Red Hat Certificate of Expertise in Performance Tuning Exam (EX442)
About this Course
This exam tests candidates' ability to use standard system tools to analyze the performance of Red Hat® Enterprise Linux® and its applications. It also tests the ability to use standard system tools and mechanisms to modify the behavior of the system and applications to improve performance. This exam is based on Red Hat Enterprise Linux 7.
Who should attend
- Experienced Linux system administrators responsible for maximizing resource utilization through performance tuning
- An RHCE interested in earning a Red Hat Certification of Expertise or an RHCA certification
- Be a RHCSA or have comparable work experience and skills (RHCE would be even better).
- Have taken the Red Hat Enterprise System Monitoring and Performance Tuning (RH442) course or have extensive work experience in performance tuning.

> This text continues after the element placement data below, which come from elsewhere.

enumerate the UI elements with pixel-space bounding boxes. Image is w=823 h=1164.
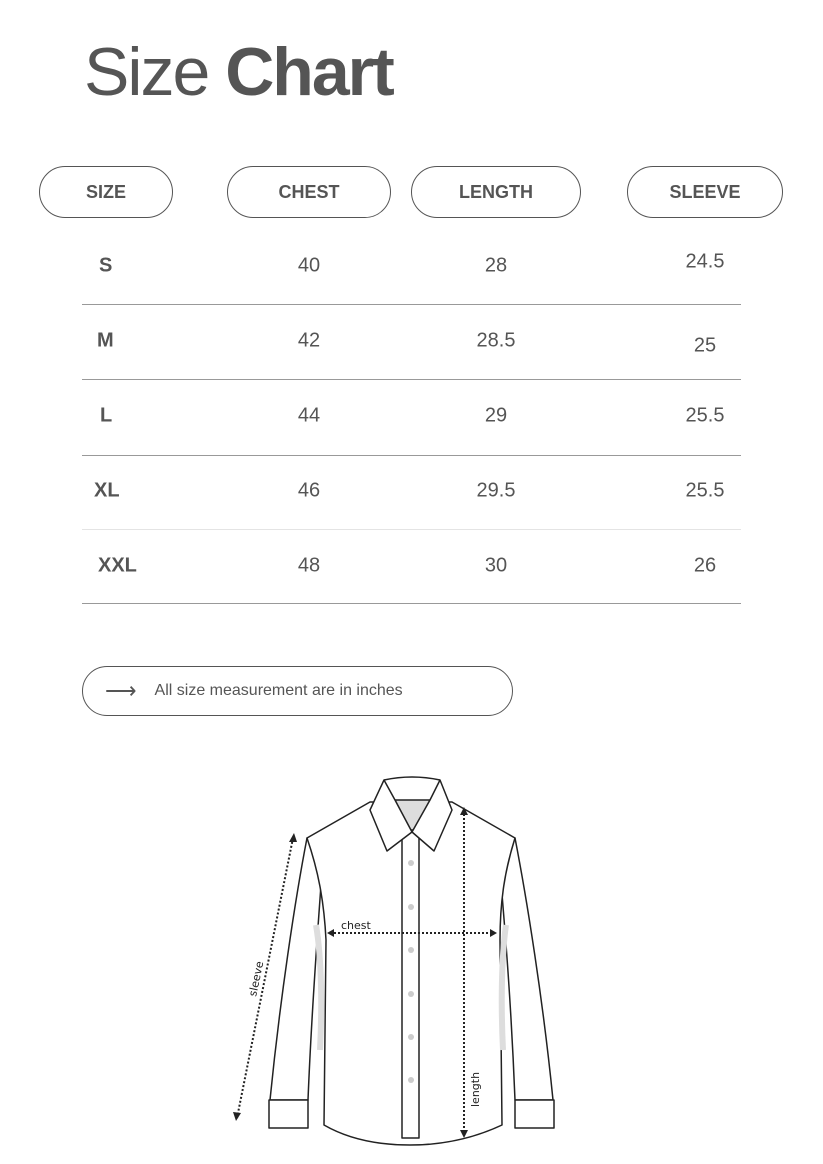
length-cell: 29 [484, 404, 508, 427]
length-label: length [469, 1072, 482, 1107]
sleeve-cell: 25 [693, 334, 717, 357]
header-length: LENGTH [411, 166, 581, 218]
length-cell: 30 [484, 554, 508, 577]
header-sleeve: SLEEVE [627, 166, 783, 218]
chest-cell: 46 [297, 479, 321, 502]
collar-right [411, 779, 453, 852]
page-title: Size Chart [84, 32, 395, 112]
units-note: ⟶ All size measurement are in inches [82, 666, 513, 716]
units-note-text: All size measurement are in inches [154, 682, 403, 699]
size-cell: L [100, 404, 113, 427]
header-chest: CHEST [227, 166, 391, 218]
length-cell: 28.5 [476, 329, 516, 352]
left-cuff [268, 1099, 309, 1129]
chest-cell: 44 [297, 404, 321, 427]
chest-cell: 40 [297, 254, 321, 277]
sleeve-cell: 26 [693, 554, 717, 577]
row-divider [82, 603, 741, 604]
header-size: SIZE [39, 166, 173, 218]
row-divider [82, 455, 741, 456]
right-sleeve [499, 837, 554, 1101]
size-cell: XXL [98, 554, 137, 577]
row-divider [82, 304, 741, 305]
chest-label: chest [341, 919, 372, 932]
sleeve-label: sleeve [246, 960, 266, 998]
row-divider [82, 529, 741, 530]
right-cuff [514, 1099, 555, 1129]
arrow-right-icon: ⟶ [105, 678, 137, 703]
collar-left [369, 779, 413, 852]
left-sleeve [269, 837, 323, 1101]
sleeve-cell: 25.5 [685, 479, 725, 502]
size-cell: S [99, 254, 113, 277]
row-divider [82, 379, 741, 380]
chest-cell: 48 [297, 554, 321, 577]
length-cell: 29.5 [476, 479, 516, 502]
size-cell: M [97, 329, 114, 352]
sleeve-measure-line [236, 837, 294, 1119]
sleeve-cell: 24.5 [685, 250, 725, 273]
placket [401, 829, 420, 1139]
sleeve-cell: 25.5 [685, 404, 725, 427]
title-bold: Chart [225, 34, 395, 110]
title-light: Size [84, 34, 210, 110]
length-cell: 28 [484, 254, 508, 277]
chest-cell: 42 [297, 329, 321, 352]
size-cell: XL [94, 479, 120, 502]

- Review the Red Hat Certificate of Expertise in Performance Tuning exam (EX442) objectives.
What You Will Learn
You should be able to perform the following tasks:
- Use utilities such as vmstat, iostat, mpstat, sar, gnome-system-monitor, top, powertop and others to analyze and report system and application behavior
- Configure systems to provide performance metrics using utilities such as Performance Co-Pilot (PCP)
- Use the Pluggable Authentication Modules (PAM) mechanism to implement restrictions on critical system resources
- Use /proc/sys, sysctl and /sys to examine and modify and set kernel run-time parameters
- Use utilities such as dmesg, dmidecode, x86info, sosreport etc. to profile system hardware configurations
- Analyze system and application behavior using tools such as ps, strace, top and Valgrind
- Configure systems to run SystemTap scripts
- Alter process priorities of both new and existing processes
- Configure systems to support alternate page sizes for applications that use large amounts of memory
- Given multiple versions of applications that perform the same or similar tasks, choose which version of the application to run on a system based on its observed performance characteristics
- Configure disk subsystems for optimal performance using mechanisms such as swap partition placement, I/O scheduling algorithm selection, file system layout and others
- Configure kernel behavior by altering module parameters
- Calculate network buffer sizes based on known quantities such as bandwidth and round-trip time and set system buffer sizes based on those calculations
- Select and configure tuned profiles.